Learning Analytics for Serious Games

Note: This post was written for the GALA Blog by Ángel Serrano, a researcher from the e-UCM e-Learning research group.

So we found out—and then convinced everyone—that game based learning is great, that exploits the concept of learning-by-doing with lower costs in many cases, that is focused on problem solving, that improves students motivation. In summary, that game based learning has lots of advantages over more traditional approaches. But when we suggest teachers to use serious games to teach their students, the first question that it comes to their minds is: ‘Well, yeah, I like the idea, but… How do I assess this?’

And it is a fair question. Not only because teachers need to give their students a good or a bad mark at the end of the year, but because they really need to know what, how and how many their students actually learned playing the videogame. So, how can we, serious games developers, ease this task to teachers? This question could be answered with a relatively new discipline named Learning Analytics.

 

 

Just another data mining process

The idea behind Learning Analytics is actually very simple: we collect data derived from students interaction with on-line educational resources, then we perform a data mining process over these data, and finally we extract a set of conclusions. These conclusions can be about students assessment, comparisons between teaching methods and, in general, information that can be used to improve educational processes as a whole.

This idea isn’t new. Other fields, like Business Intelligence—or even Web Analytics—, have been taking advantage of data mining processes for years to help companies to improve their results. What is new is the domain in which is applied.

Current assessments methods at almost every educational level or field are based on written exams. But nowadays, universities—and even high schools—are using Learning Management System and other on-line educational resources to organize their courses.
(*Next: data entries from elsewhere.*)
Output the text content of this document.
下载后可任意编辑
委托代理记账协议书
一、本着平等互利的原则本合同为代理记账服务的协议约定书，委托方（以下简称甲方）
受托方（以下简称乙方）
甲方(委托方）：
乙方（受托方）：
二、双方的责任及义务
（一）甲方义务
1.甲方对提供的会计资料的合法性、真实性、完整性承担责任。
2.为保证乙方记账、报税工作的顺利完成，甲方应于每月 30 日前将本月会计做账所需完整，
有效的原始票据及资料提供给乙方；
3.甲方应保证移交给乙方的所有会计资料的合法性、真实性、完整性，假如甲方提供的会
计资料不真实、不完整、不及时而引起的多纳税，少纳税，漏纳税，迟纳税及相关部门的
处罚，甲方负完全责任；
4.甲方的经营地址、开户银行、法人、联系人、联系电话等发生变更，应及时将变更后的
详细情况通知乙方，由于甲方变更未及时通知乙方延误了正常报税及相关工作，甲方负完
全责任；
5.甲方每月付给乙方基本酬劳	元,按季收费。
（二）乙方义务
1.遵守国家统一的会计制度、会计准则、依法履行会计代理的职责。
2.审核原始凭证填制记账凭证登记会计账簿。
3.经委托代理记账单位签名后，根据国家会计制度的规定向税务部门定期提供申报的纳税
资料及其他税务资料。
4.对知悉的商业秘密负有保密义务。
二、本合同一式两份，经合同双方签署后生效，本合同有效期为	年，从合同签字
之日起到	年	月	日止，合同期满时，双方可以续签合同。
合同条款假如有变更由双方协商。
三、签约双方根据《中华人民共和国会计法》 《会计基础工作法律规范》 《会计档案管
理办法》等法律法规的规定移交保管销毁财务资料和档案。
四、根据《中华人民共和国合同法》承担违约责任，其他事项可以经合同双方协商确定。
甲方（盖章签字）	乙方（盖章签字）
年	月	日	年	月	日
Students interaction with these resources is generating large amounts of data. We can use these data to learn about how students learn.

So Learning Analytics establishes as its main goal to produce information and concrete actions to improve an educational process at any level—since course level to administrative level—, using  students interaction with on-line resources as main source of data. Some general guidelines to lead the process have been set, but the real challenge to accomplish is to establish effective methodologies to analyze the data.

Learning Analytics in serious games

Most of current research is focused on analyzing data generated by LMS, and they obtained interesting results analyzing visits and views of courses resources, forums interactions… However, serious games—and all videogames—are interactive by nature, and this interactivity generates a lot of data that can be analyzed. Data derived from the direct user input but also data coming from all the meaningful game events occurred during the game play.

What can we expect from the analysis of these data? First, we can think of simple things that can be applied to any game mechanics or genre:

  • Logging when students starts, quits or finish the game: we can know how many people played the game, how many finished it and how many quit. And using a timestamp in the log, how long they played.
  • Logging phase changes: if the game is divided in phases, logging whenever a player accomplished one of them provides information about how the student is distributing her/his game play time within the game. Thus, most consuming time phases can be detected and these times can be compared with designers expectations.
  • Logging significant variables values: logging final values for some significant variables, or even their evolution during the game, can established the student performance in the game.

These ideas are simple, easy to apply and very powerful. However, we can also think of more complex data:

  • Logging direct user interaction: information extracted from these data mostly relies on the game mechanics, and how these data can be interpreted upon it. Usually, this information can be used to determine if the game mechanics are understood by the students.
  • Logging in-game events: each game mechanic has its own in-game events. And each of these events has their own semantic in the game. A life is lost, an item is found… Information extracted from these data is determined by the game semantics.

These data is just an initial step towards a whole Learning Analytics process over serious games data. We need to find out the proper methodologies and analysis to extract the maximum information from these data and other data to come.

A more profound approach to these ideas applied to the eAdventure platform can be found in the paper A framework to improve assessment in educational games.